Outlaws Dresden

14.09.2013
Iserlohner EC - ESC Dresden Jugend

4:1 (1:0,1:1,2:0)
Zuschauer: ca. 100 (ca. 10 Dresdner)

(Erna P.) Andere Besatzung und anderer fahrbarer Untersatz, aber wieder einmal sehr zeitig und nach eher wenig Schlaf machte man sich auf den Weg Richtung Iserlohn. Brüderlich teilte man sich in die Fahrtstrecke und trotzte dem Eigenleben des Fahrzeugs und vor allem der Mitfahrer. Aber wenigstens wechselten immer gleich ganze Sitzreihen. Mit Kaffee und Frühstück versorgte man sich auf gewohntem Wege, entscheidungs(un)freudig wie immer. Ehe man letztlich in Unna ankam, nutzte man die Gelegenheit und schaute sich das Aufeinandertreffen der Schüler vom Iserlohner EC gegen die Schüler vom Kölner EC (1:6) an, Kontrastprogramm erfolgte über'n Mittag in Schwerte auf der Viktor-Hötter-Kampfbahn beim AlteMännerKaffeekränzchen.

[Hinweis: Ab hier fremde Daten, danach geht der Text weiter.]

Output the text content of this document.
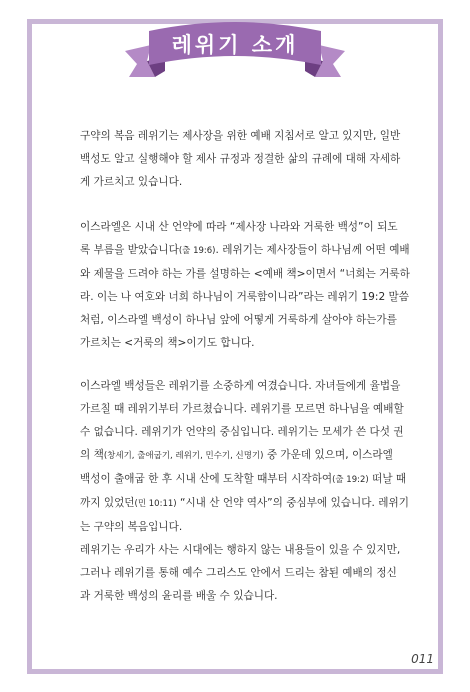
레위기 소개
구약의 복음 레위기는 제사장을 위한 예배 지침서로 알고 있지만, 일반
백성도 알고 실행해야 할 제사 규정과 정결한 삶의 규례에 대해 자세하
게 가르치고 있습니다.
이스라엘은 시내 산 언약에 따라 “제사장 나라와 거룩한 백성”이 되도
록 부름을 받았습니다(출 19:6). 레위기는 제사장들이 하나님께 어떤 예배
와 제물을 드려야 하는 가를 설명하는 <예배 책>이면서 “너희는 거룩하
라. 이는 나 여호와 너희 하나님이 거룩함이니라”라는 레위기 19:2 말씀
처럼, 이스라엘 백성이 하나님 앞에 어떻게 거룩하게 살아야 하는가를
가르치는 <거룩의 책>이기도 합니다.
이스라엘 백성들은 레위기를 소중하게 여겼습니다. 자녀들에게 율법을
가르칠 때 레위기부터 가르쳤습니다. 레위기를 모르면 하나님을 예배할
수 없습니다. 레위기가 언약의 중심입니다. 레위기는 모세가 쓴 다섯 권
의 책(창세기, 출애굽기, 레위기, 민수기, 신명기) 중 가운데 있으며, 이스라엘
백성이 출애굽 한 후 시내 산에 도착할 때부터 시작하여(출 19:2) 떠날 때
까지 있었던(민 10:11) “시내 산 언약 역사”의 중심부에 있습니다. 레위기
는 구약의 복음입니다.
레위기는 우리가 사는 시대에는 행하지 않는 내용들이 있을 수 있지만,
그러나 레위기를 통해 예수 그리스도 안에서 드리는 참된 예배의 정신
과 거룩한 백성의 윤리를 배울 수 있습니다.
011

Unsere Jugend traf in der ersten Saisonbegegnung der Bundesliga im nördlich von Iserlohn gelegenen Eisstadion Unna auf den Iserlohner EC.
Auf den Rängen musste man sich Kuhglockengeläut, Rasselgeräusche und schreckliche Spielermuttis antun, auf dem Eis ein 4:1. Lange konnte die Jugend auf Augenhöhe mithalten und erspielte sich große Chancen. Erst in der 19. Minute gelang Iserlohn das 1:0. Auch im zweiten Spielabschnitt näherte man sich erst dem Drittelende, bevor Zählbares zustande kam, erst das 2:0, kurze Zeit später der Anschlusstreffer.
Das Kuhglockengeläut wurde lauter und nerviger, der Ton auf dem Eis rauer und arroganter, Gepöbel auf dem Gang zwischen Eis und Spielerkabine folgte.
Im dritten Drittel dann das, was man in der Pause schon ahnte. Iserlohn zeigte sich stellenweise sehr unsportlich und nahm gewollte Fouls mit Verletzungsfolge durchaus in Kauf, um die drei Punkte zu sichern. Da fallen einem wieder Schimpfworte ein, die man nicht ausspricht - ist ja schließlich die Jugend.

Bevor man den Kuhglockenmuttis an die Kehle springen konnte, endete das Spiel unverdient 4:1 und die Jungs traten mit hängenden Köpfen den Rückzug an. Weiter kämpfen! Bereits am nächsten Tag stand das Rückspiel in Iserlohn an, welches man aus Zeitgründen leider nicht besuchen konnte, und endete sogar 9:2. Sehr schade für unsere Jungs, gut für die Kuhglockenmuttis… Spät in der Nacht erreichte man nach einer abwechslungsreichen und gelungenen Tagesausfahrt die geliebte Heimat.